Une diplomatie du chiffre au cœur de la gouvernance congolaise
Lorsqu’un État choisit de se raconter par la précision statistique plutôt que par la seule rhétorique, il envoie un signal clair à sa communauté nationale et internationale. L’officialisation, à Brazzaville, de la troisième Enquête Démographique et de Santé (EDS III) s’inscrit dans cette logique. Sous l’égide du Ministre de l’Économie, du Plan et de l’Intégration régionale, flanqué de son homologue de la Santé, la cérémonie a réuni représentants de Catholic Relief Services, de la Banque mondiale et des agences onusiennes. L’assise diplomatique de l’évènement n’échappe à personne : derrière la collecte de micro-données se joue la projection macro-politique d’un pays désireux de consolider sa crédibilité réformatrice.
La mécanique méthodologique d’une enquête d’envergure
Depuis la première campagne de 2005, puis celle de 2011-2012, l’appareil statistique congolais a étoffé ses compétences. Le Directeur général de l’Institut national de la statistique (INS) a, chiffres à l’appui, détaillé les jalons déjà franchis : finalisation des questionnaires, tests de robustesse des outils numériques, cartographie fine de l’habitat. Viendra bientôt la formation des agents enquêteurs, étape cruciale visant à uniformiser les entretiens et fiabiliser la mesure des indicateurs de mortalité infantile, de couverture vaccinale ou de prévalence paludique. Cette rigueur procédurale répond aux standards de la Demographic and Health Survey (DHS) Program, garantissant la comparabilité internationale des résultats.
CRS, Banque mondiale et partenaires : l’architecture financière et technique
À l’heure où la soutenabilité budgétaire reste une préoccupation centrale des États, le financement de l’EDS III illustre un partage de responsabilités équilibré. Catholic Relief Services mobilise près d’un milliard de francs CFA, soit 48 % de l’enveloppe globale, tirés de la subvention GC7 du Fonds mondial. La Banque mondiale apporte, pour sa part, une contribution ciblée sur l’assistance technique et la modernisation des infrastructures de collecte mobile. L’engagement de ces partenaires s’explique par la pertinence des retombées attendues : un socle statistique crédible constitue un atout précieux pour l’allocation efficiente des ressources et la traçabilité des programmes financés par la communauté des bailleurs.

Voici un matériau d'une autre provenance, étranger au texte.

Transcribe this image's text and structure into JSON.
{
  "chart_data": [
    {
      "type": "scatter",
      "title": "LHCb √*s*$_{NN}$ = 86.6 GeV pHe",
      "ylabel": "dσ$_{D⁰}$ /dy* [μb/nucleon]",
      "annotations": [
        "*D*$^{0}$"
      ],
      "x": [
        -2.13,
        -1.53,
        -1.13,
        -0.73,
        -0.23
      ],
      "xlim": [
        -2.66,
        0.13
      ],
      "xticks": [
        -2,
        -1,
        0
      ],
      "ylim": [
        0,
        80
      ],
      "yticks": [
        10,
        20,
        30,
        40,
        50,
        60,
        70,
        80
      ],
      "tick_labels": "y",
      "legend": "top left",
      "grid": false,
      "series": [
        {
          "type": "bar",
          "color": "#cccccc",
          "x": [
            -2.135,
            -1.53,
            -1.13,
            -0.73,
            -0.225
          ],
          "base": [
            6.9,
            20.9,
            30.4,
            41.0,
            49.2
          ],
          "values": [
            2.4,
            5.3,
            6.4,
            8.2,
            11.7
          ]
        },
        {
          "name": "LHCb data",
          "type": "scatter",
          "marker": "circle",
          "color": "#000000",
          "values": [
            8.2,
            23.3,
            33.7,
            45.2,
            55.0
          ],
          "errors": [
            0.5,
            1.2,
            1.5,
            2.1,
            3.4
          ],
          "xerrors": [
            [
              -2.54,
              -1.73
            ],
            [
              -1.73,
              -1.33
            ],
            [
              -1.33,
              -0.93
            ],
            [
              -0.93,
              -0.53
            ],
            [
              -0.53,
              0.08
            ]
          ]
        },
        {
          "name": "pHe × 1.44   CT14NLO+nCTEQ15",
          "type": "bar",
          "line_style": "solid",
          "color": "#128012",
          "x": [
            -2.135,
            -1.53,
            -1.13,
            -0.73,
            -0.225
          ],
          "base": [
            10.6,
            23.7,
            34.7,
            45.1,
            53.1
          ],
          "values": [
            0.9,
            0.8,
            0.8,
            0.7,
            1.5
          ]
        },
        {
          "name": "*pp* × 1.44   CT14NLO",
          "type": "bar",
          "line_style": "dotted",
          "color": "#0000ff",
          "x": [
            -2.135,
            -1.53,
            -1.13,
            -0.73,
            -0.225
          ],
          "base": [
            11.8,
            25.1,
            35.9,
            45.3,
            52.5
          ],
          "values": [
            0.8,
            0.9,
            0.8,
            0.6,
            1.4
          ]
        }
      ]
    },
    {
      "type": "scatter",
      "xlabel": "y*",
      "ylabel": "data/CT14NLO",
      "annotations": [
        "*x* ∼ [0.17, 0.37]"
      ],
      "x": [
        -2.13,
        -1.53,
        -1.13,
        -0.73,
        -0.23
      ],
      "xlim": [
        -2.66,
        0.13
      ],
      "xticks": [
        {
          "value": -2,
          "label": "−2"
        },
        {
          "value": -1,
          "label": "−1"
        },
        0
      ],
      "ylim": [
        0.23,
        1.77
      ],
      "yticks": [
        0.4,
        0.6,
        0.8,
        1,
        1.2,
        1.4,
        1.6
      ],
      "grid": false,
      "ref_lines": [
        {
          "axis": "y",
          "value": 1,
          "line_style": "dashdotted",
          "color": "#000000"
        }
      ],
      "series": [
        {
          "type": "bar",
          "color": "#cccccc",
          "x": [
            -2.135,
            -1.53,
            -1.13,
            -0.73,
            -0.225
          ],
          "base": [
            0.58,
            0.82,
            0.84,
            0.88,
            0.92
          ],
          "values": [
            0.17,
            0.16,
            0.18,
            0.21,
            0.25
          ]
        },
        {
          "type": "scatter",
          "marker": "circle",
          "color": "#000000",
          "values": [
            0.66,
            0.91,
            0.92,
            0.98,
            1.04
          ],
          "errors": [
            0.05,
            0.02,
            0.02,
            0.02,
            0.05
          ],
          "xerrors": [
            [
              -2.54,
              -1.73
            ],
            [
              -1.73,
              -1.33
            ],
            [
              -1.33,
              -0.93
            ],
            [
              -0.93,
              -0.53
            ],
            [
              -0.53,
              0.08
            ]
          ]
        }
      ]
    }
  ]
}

Vers une culture nationale de la donnée probante
Sous la houlette du Président Denis Sassou Nguesso, la planification publique s’est structurée autour du Plan national de développement 2022-2026, dont l’un des nerfs demeure la disponibilité d’indicateurs actualisés. Les deux premières EDS avaient permis d’éclairer des domaines aussi divers que l’accès à l’eau potable ou la santé maternelle. En actualisant la photographie socio-sanitaire, l’EDS III répond donc à un double impératif : affiner les cibles de la politique nationale de solidarité et consolider le tableau de bord réclamé par les institutions de Bretton Woods dans leur dialogue macro-économique avec Brazzaville. « L’évidence statistique protège la politique publique de l’arbitraire », résume un haut fonctionnaire du ministère du Plan.
Défis logistiques et opportunités d’intégration régionale
L’enquête, qui couvrira plus de quarante mille ménages répartis sur l’ensemble du territoire, pose un défi d’accessibilité, notamment dans la Likouala inondable ou les districts forestiers de la Sangha. Le recours à des tablettes satellitaires et à la cartographie participative permettra de limiter les zones blanches. Par ailleurs, l’adhésion du Congo aux initiatives d’harmonisation statistique de la Communauté économique et monétaire de l’Afrique centrale (CEMAC) ouvre la voie à une lecture régionale des indicateurs, favorisant la convergence des politiques de santé transfrontalière, notamment sur la tuberculose et la gestion des épidémies zoonotiques.
Perspectives stratégiques pour la décennie 2025-2035
Au-delà de la publication des résultats attendue fin 2026, l’EDS III devrait impulser un cercle vertueux. D’une part, la montée en compétence des statisticiens nationaux consolidera le transfert technologique et la pérennité des bonnes pratiques. D’autre part, la crédibilité des données renforcera la position du Congo dans les négociations internationales relatives au financement climatique et à la sécurité sanitaire mondiale. À terme, les projections démographiques serviront de base à l’optimisation du réseau scolaire, à l’extension de la couverture santé universelle et à la territorialisation des investissements agricoles. Autant d’axes qui, conjugués, nourrissent la vision d’un développement durable, inclusif et résolument tourné vers l’avenir.